Where c indicate the vector of length K of the coefficients ck and ϕ as the functional vector whose elements are the basis functions ϕk.
Spline functions are the common choice of approximation system for the functional data in the specific nature. It has more or less replaced polynomials, which in any case they contain within the system. In defining a spline, the first step is to divide the interval over which a function is to be approximated into S subintervals separated by values
$${T}_{s,}\ s=1,2,\dots, S-1$$
and which are called knots.
A spline function is a polynomial of specified order m in each interval. To construct the child growth outcome trajectories into functions, we have applied B-spline system. To construct the basis function, number of order, knots and range were chosen. Using these information along with the number of basis then the B spline basis was generated. A B splines-based smoother is used because its simplicity and flexibility for data [11, 12, 21,22,23,24].
Outlying function
Outlier detection visualizing tools such as Functional version of Box plot and outliergram were used to identify an abnormal function in both outcomes [12, 24,25,26]. There are two types of variability in the functions: (i) amplitude variation and (ii) phase variation. The amplitude variation deals with the differences in height between the functions. The phase variation deals with the differences in timing of important features between the functions. The registration technique was carried out to improve the curve misalignment [12, 23, 27, 28].

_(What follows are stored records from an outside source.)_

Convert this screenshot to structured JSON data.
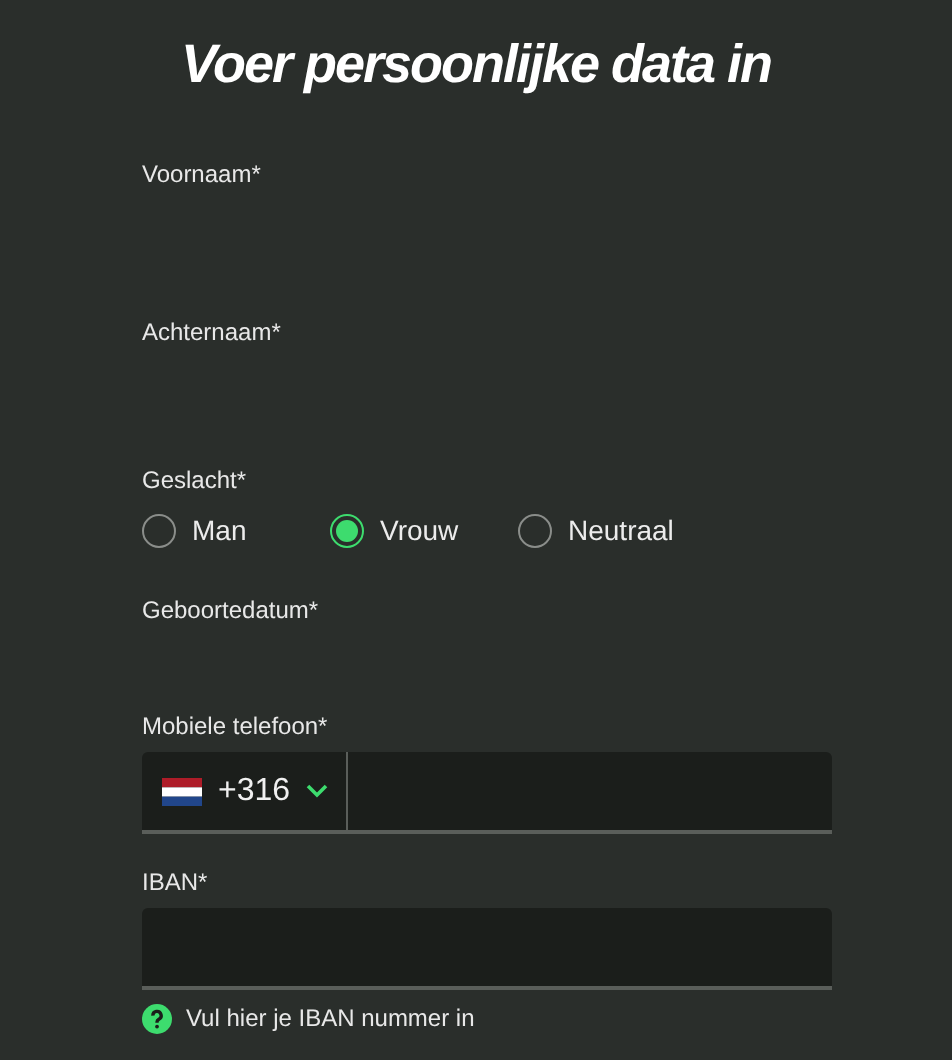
{
  "title": "Voer persoonlijke data in",
  "fields": [
    {
      "kind": "text",
      "label": "Voornaam*"
    },
    {
      "kind": "text",
      "label": "Achternaam*"
    },
    {
      "kind": "radio",
      "label": "Geslacht*",
      "options": [
        {
          "label": "Man",
          "selected": false
        },
        {
          "label": "Vrouw",
          "selected": true
        },
        {
          "label": "Neutraal",
          "selected": false
        }
      ]
    },
    {
      "kind": "text",
      "label": "Geboortedatum*"
    },
    {
      "kind": "phone",
      "label": "Mobiele telefoon*",
      "prefix": "+316"
    },
    {
      "kind": "input",
      "label": "IBAN*",
      "help": "Vul hier je IBAN nummer in"
    }
  ]
}
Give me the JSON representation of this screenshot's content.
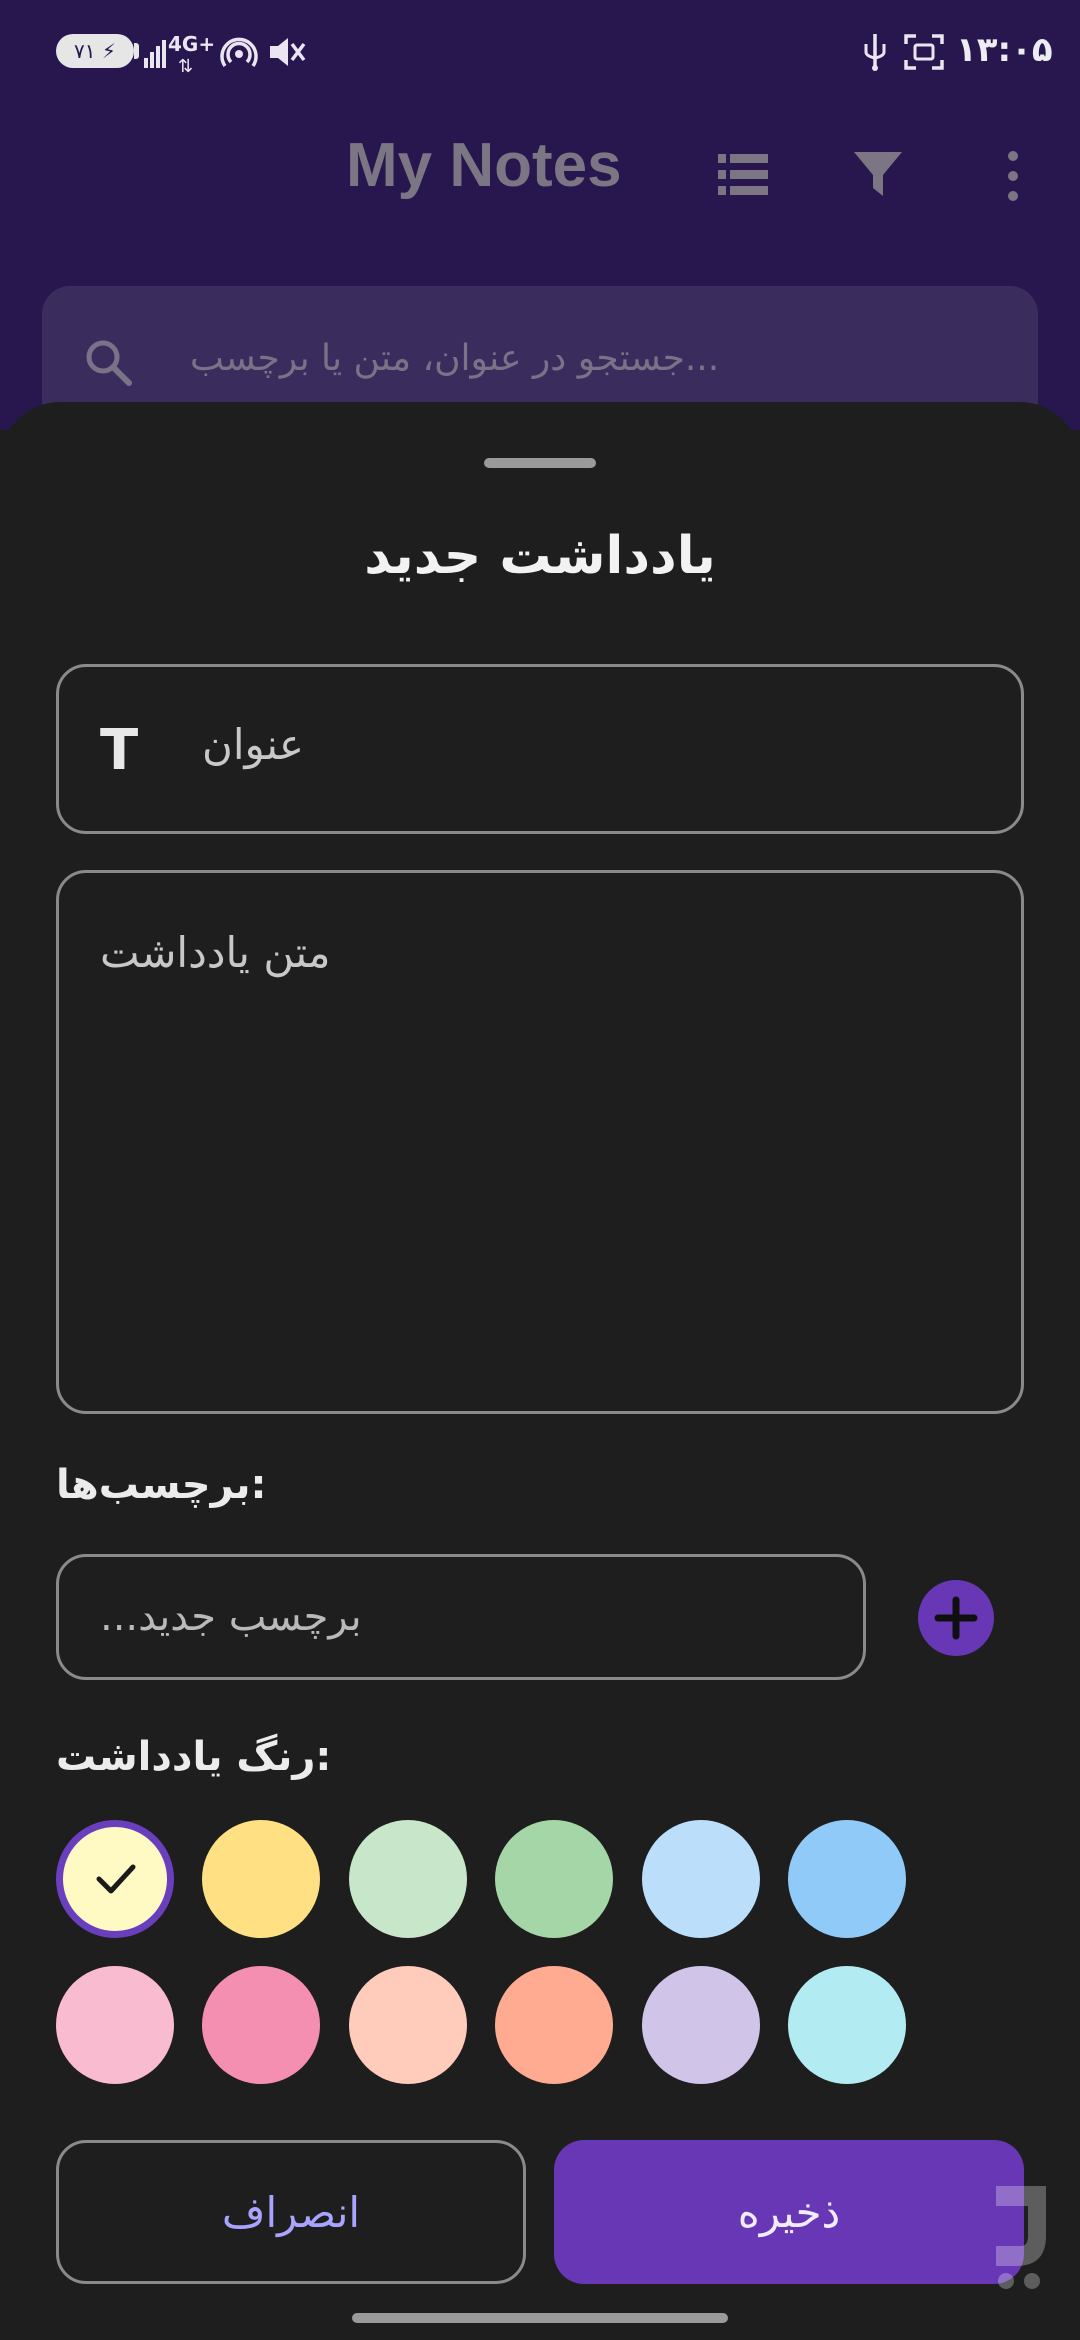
{
  "status_bar": {
    "battery": "۷۱",
    "network": "4G+",
    "time": "۱۳:۰۵"
  },
  "app_bar": {
    "title": "My Notes"
  },
  "search": {
    "placeholder": "...جستجو در عنوان، متن یا برچسب"
  },
  "sheet": {
    "title": "یادداشت جدید",
    "title_placeholder": "عنوان",
    "body_placeholder": "متن یادداشت",
    "tags_label": "برچسب‌ها:",
    "tag_placeholder": "...برچسب جدید",
    "color_label": "رنگ یادداشت:",
    "colors": [
      "#fff9c4",
      "#ffe082",
      "#c8e6c9",
      "#a5d6a7",
      "#bbdefb",
      "#90caf9",
      "#f8bbd0",
      "#f48fb1",
      "#ffccbc",
      "#ffab91",
      "#d1c4e9",
      "#b2ebf2"
    ],
    "selected_color_index": 0,
    "cancel_label": "انصراف",
    "save_label": "ذخیره"
  },
  "theme": {
    "accent": "#6737b5",
    "top_bar": "#27174e",
    "sheet_bg": "#1e1e1e"
  }
}
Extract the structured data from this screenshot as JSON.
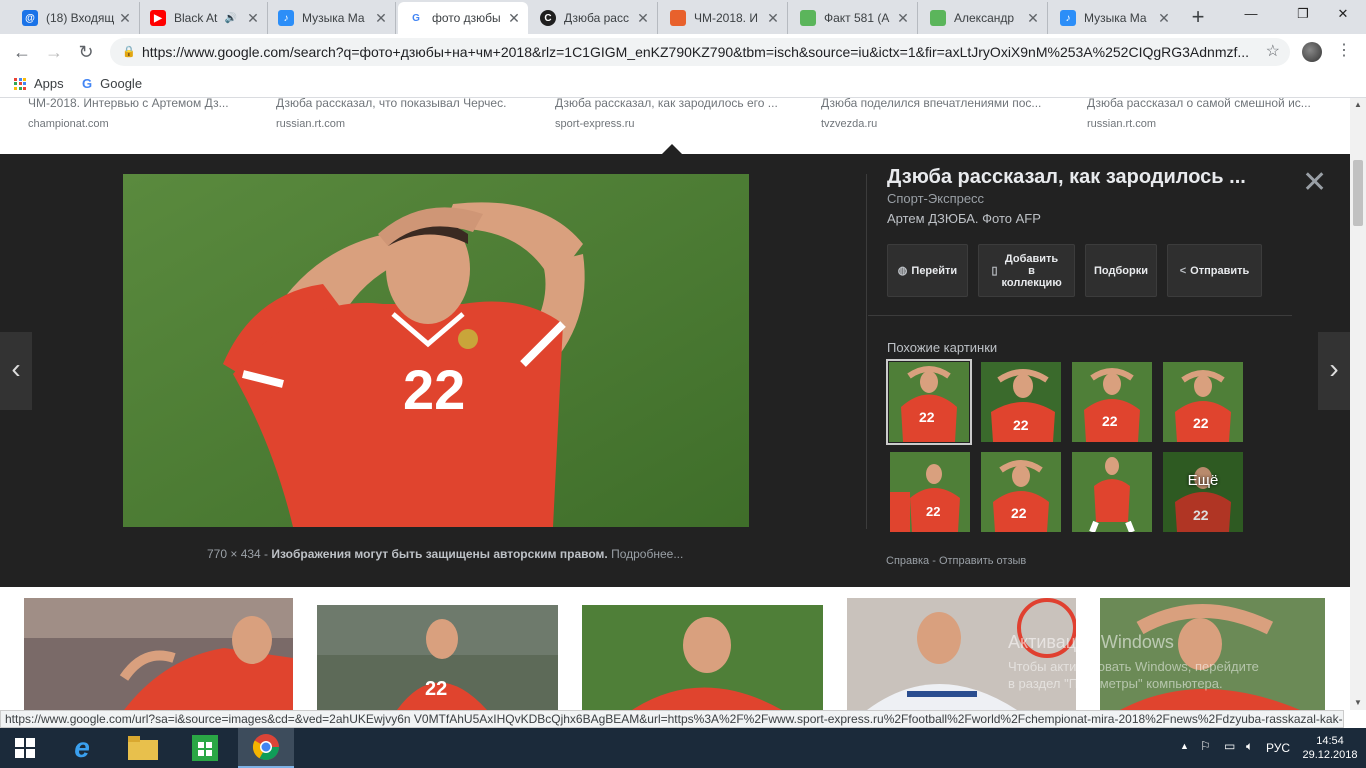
{
  "tabs": [
    {
      "label": "(18) Входящ",
      "favicon": "at-icon",
      "color": "#1a73e8"
    },
    {
      "label": "Black At",
      "favicon": "youtube-icon",
      "color": "#ff0000",
      "audio": "🔊"
    },
    {
      "label": "Музыка Ма",
      "favicon": "music-icon",
      "color": "#2c8ef8"
    },
    {
      "label": "фото дзюбы",
      "favicon": "google-icon",
      "color": "#4285f4"
    },
    {
      "label": "Дзюба расс",
      "favicon": "sportexpress-icon",
      "color": "#1f1f1f"
    },
    {
      "label": "ЧМ-2018. И",
      "favicon": "championat-icon",
      "color": "#e8612c"
    },
    {
      "label": "Факт 581 (А",
      "favicon": "green-doc-icon",
      "color": "#5bb55b"
    },
    {
      "label": "Александр",
      "favicon": "green-doc-icon",
      "color": "#5bb55b"
    },
    {
      "label": "Музыка Ма",
      "favicon": "music-icon",
      "color": "#2c8ef8"
    }
  ],
  "toolbar": {
    "url": "https://www.google.com/search?q=фото+дзюбы+на+чм+2018&rlz=1C1GIGM_enKZ790KZ790&tbm=isch&source=iu&ictx=1&fir=axLtJryOxiX9nM%253A%252CIQgRG3Adnmzf..."
  },
  "bookmarks": {
    "apps": "Apps",
    "google": "Google"
  },
  "results_top": [
    {
      "title": "ЧМ-2018. Интервью с Артемом Дз...",
      "source": "championat.com"
    },
    {
      "title": "Дзюба рассказал, что показывал Черчес...",
      "source": "russian.rt.com"
    },
    {
      "title": "Дзюба рассказал, как зародилось его ...",
      "source": "sport-express.ru"
    },
    {
      "title": "Дзюба поделился впечатлениями пос...",
      "source": "tvzvezda.ru"
    },
    {
      "title": "Дзюба рассказал о самой смешной ис...",
      "source": "russian.rt.com"
    }
  ],
  "panel": {
    "title": "Дзюба рассказал, как зародилось ...",
    "source": "Спорт-Экспресс",
    "description": "Артем ДЗЮБА. Фото AFP",
    "close": "✕",
    "buttons": {
      "visit": "Перейти",
      "save": "Добавить в коллекцию",
      "collections": "Подборки",
      "share": "Отправить"
    },
    "similar_label": "Похожие картинки",
    "more": "Ещё",
    "image_size": "770 × 434",
    "separator": " - ",
    "copyright": "Изображения могут быть защищены авторским правом.",
    "more_info": "Подробнее...",
    "help": "Справка",
    "feedback": "Отправить отзыв",
    "jersey_number": "22"
  },
  "watermark": {
    "line1": "Активация Windows",
    "line2": "Чтобы активировать Windows, перейдите",
    "line3": "в раздел \"Параметры\" компьютера."
  },
  "statusbar": {
    "url": "https://www.google.com/url?sa=i&source=images&cd=&ved=2ahUKEwjvy6n V0MTfAhU5AxIHQvKDBcQjhx6BAgBEAM&url=https%3A%2F%2Fwww.sport-express.ru%2Ffootball%2Fworld%2Fchempionat-mira-2018%2Fnews%2Fdzyuba-rasskazal-kak-z..."
  },
  "taskbar": {
    "lang": "РУС",
    "time": "14:54",
    "date": "29.12.2018"
  }
}
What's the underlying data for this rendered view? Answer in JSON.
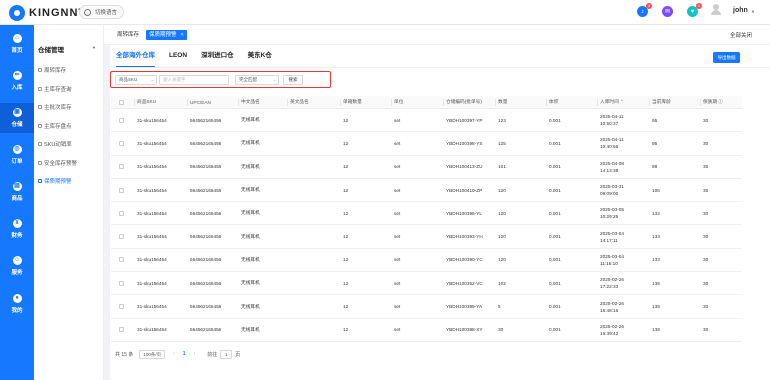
{
  "app": {
    "logo_text": "KINGNNT",
    "lang_label": "切换语言",
    "user_name": "john",
    "notifications": [
      {
        "name": "bell-icon",
        "badge": "4",
        "color": "#1677ff"
      },
      {
        "name": "message-icon",
        "badge": "",
        "color": "#7c4dff"
      },
      {
        "name": "service-icon",
        "badge": "4",
        "color": "#13c2c2"
      }
    ]
  },
  "iconbar": [
    {
      "icon": "home-icon",
      "glyph": "⌂",
      "label": "首页"
    },
    {
      "icon": "inbound-icon",
      "glyph": "⇐",
      "label": "入库"
    },
    {
      "icon": "warehouse-icon",
      "glyph": "▣",
      "label": "仓储"
    },
    {
      "icon": "order-icon",
      "glyph": "◎",
      "label": "订单"
    },
    {
      "icon": "product-icon",
      "glyph": "▤",
      "label": "商品"
    },
    {
      "icon": "finance-icon",
      "glyph": "¥",
      "label": "财务"
    },
    {
      "icon": "service-icon",
      "glyph": "☺",
      "label": "服务"
    },
    {
      "icon": "profile-icon",
      "glyph": "●",
      "label": "我的"
    }
  ],
  "submenu": {
    "title": "仓储管理",
    "items": [
      "周转库存",
      "主库存查询",
      "主批次库存",
      "主库存盘点",
      "SKU动销率",
      "安全库存预警",
      "保质期预警"
    ]
  },
  "page_tabs": [
    "周转库存",
    "保质期预警"
  ],
  "close_all": "全部关闭",
  "warehouse_tabs": [
    "全部海外仓库",
    "LEON",
    "深圳进口仓",
    "美东K仓"
  ],
  "filter": {
    "sku_select": "商品SKU",
    "input_placeholder": "输入关键字",
    "match_select": "完全匹配",
    "search_button": "搜索"
  },
  "export_button": "导出数据",
  "table": {
    "columns": [
      "商品SKU",
      "UPC/EAN",
      "中文品名",
      "英文品名",
      "单箱数量",
      "单位",
      "仓储编码(批单号)",
      "数量",
      "体积",
      "入库时间 ⌃",
      "当前库龄",
      "保质期 ⓘ"
    ],
    "rows": [
      [
        "31-sku156454",
        "564562165456",
        "无线耳机",
        "",
        "12",
        "set",
        "YBDH100397-YP",
        "123",
        "0.001",
        "2025-04-11 10:50:37",
        "95",
        "30"
      ],
      [
        "31-sku156454",
        "564562165456",
        "无线耳机",
        "",
        "12",
        "set",
        "YBDH100398-YS",
        "125",
        "0.001",
        "2025-04-11 10:40:56",
        "95",
        "30"
      ],
      [
        "31-sku156454",
        "564562165456",
        "无线耳机",
        "",
        "12",
        "set",
        "YBDH100413-ZU",
        "101",
        "0.001",
        "2025-04-08 14:13:38",
        "98",
        "30"
      ],
      [
        "31-sku156454",
        "564562165456",
        "无线耳机",
        "",
        "12",
        "set",
        "YBDH100410-ZP",
        "120",
        "0.001",
        "2025-03-31 09:09:00",
        "106",
        "30"
      ],
      [
        "31-sku156454",
        "564562165456",
        "无线耳机",
        "",
        "12",
        "set",
        "YBDH100395-YL",
        "120",
        "0.001",
        "2025-03-05 10:29:26",
        "132",
        "30"
      ],
      [
        "31-sku156454",
        "564562165456",
        "无线耳机",
        "",
        "12",
        "set",
        "YBDH100393-YH",
        "120",
        "0.001",
        "2025-03-04 14:17:11",
        "133",
        "30"
      ],
      [
        "31-sku156454",
        "564562165456",
        "无线耳机",
        "",
        "12",
        "set",
        "YBDH100390-YC",
        "120",
        "0.001",
        "2025-03-04 11:16:10",
        "133",
        "30"
      ],
      [
        "31-sku156454",
        "564562165456",
        "无线耳机",
        "",
        "12",
        "set",
        "YBDH100352-VC",
        "102",
        "0.001",
        "2025-02-26 17:22:33",
        "139",
        "30"
      ],
      [
        "31-sku156454",
        "564562165456",
        "无线耳机",
        "",
        "12",
        "set",
        "YBDH100389-YA",
        "5",
        "0.001",
        "2025-02-26 16:48:16",
        "139",
        "30"
      ],
      [
        "31-sku156454",
        "564562165456",
        "无线耳机",
        "",
        "12",
        "set",
        "YBDH100388-XY",
        "30",
        "0.001",
        "2025-02-26 16:39:42",
        "139",
        "30"
      ]
    ]
  },
  "pagination": {
    "total": "共 15 条",
    "page_size": "100条/页",
    "prev": "‹",
    "current": "1",
    "next": "›",
    "jump_label": "前往",
    "jump_value": "1",
    "jump_unit": "页"
  }
}
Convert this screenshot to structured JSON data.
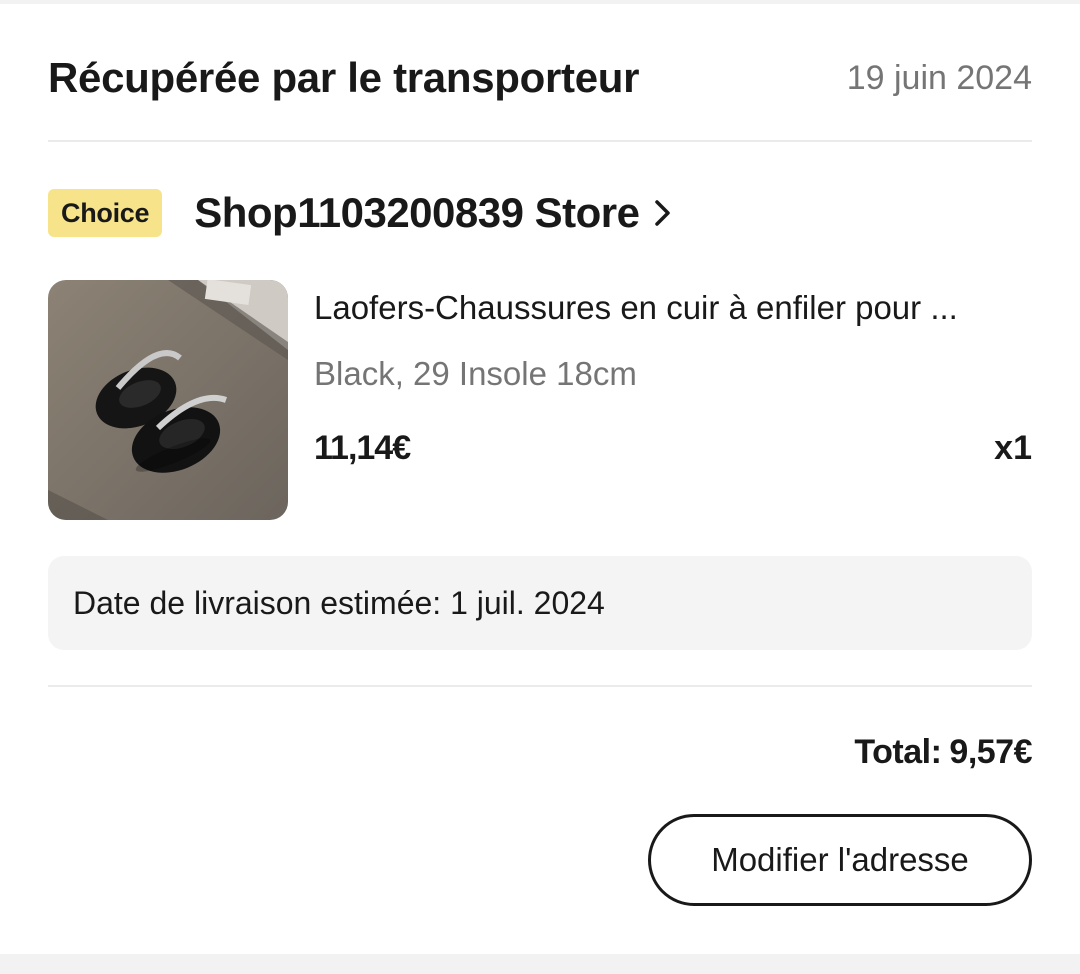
{
  "status": {
    "title": "Récupérée par le transporteur",
    "date": "19 juin 2024"
  },
  "store": {
    "badge": "Choice",
    "name": "Shop1103200839 Store",
    "chevron_icon": "chevron-right-icon"
  },
  "product": {
    "title": "Laofers-Chaussures en cuir à enfiler pour ...",
    "variant": "Black, 29 Insole 18cm",
    "price": "11,14€",
    "quantity": "x1",
    "image": "black-leather-shoes-photo"
  },
  "delivery": {
    "text": "Date de livraison estimée: 1 juil. 2024"
  },
  "total": {
    "label": "Total:",
    "value": "9,57€"
  },
  "actions": {
    "modify_address": "Modifier l'adresse"
  },
  "colors": {
    "badge_bg": "#f7e48a",
    "text": "#191919",
    "muted": "#757575",
    "box_bg": "#f4f4f4"
  }
}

Functional principal component analysis
FDA is an advanced statistical methodology specially established for analysing temporal data [29]. The longitudinal child growth trajectories was converted into functions using the B-spline basis with smoothing parameter (λ) and which is chosen by the generalized cross-validation (GCV) technique [30]. An optimal of smoothing parameter for growth and other temporal data is generally recommended [31]. This smoothing approach eliminates the random noise from month wise data. Functional principal component analysis (FPCA) is an extension of conventional principal component analysis (PCA) to functional data [29]. We applied Functional version of PCA to identify the important temporal pattern across the growth smooth functions. Individual monthly growth observations xi are replaced with smooth functions xi(t) in the functional setting [29] and weighting coefficient functions βj(t).
$${f}_i=\int \beta (t)\kern0.5em {x}_i(t)\kern0.5em d\kern0.5em t,\kern0.5em \mathrm{i}=1,2\dots, \mathrm{N}$$
(2)
The FPCA was used to extract the information from functional data to identify the different pattern of the child growth function. Independent functional principal component curves describe the important modes of temporal variability in growth across the individual fitted curves. FPCA also reduces the dimensions of the problem by representing functions in terms of a finite set of functions and further functional linear model was used to assess the association between factors and trajectories [20, 22,23,24, 32,33,34,35,36]. The conditional kernel density estimators plot was used to identify the subgroup of the growth functions and, the proportion of children contributing to each subgroup were estimated.
Functional linear model
The traditional statistical methods of analysis of variance (ANOVA) and linear regression investigates the variability in observed data can be accounted for by other known variables. Functional version regression models are used for modelling relation between functional and non-functional variables. When the independent variable is categorical and the outcome is functional, our interest is to determine whether there are differences in the functional outcome among the different categories of the independent variable. In functional setting, the response variable y with argument t is functional version. The most general linear model is,
$${y}_i(t)={\beta}_0(t)\kern0.5em +\kern0.5em {\sum}_{j=1}^p{\beta}_i(t)\kern0.5em {x}_{ij}$$
(3)
Further this was applied and explored to growth data to assess the relation between variables and trajectories.
Software
All statistical analysis were performed using R studio version 3.6.1. FDA was performed using fda package.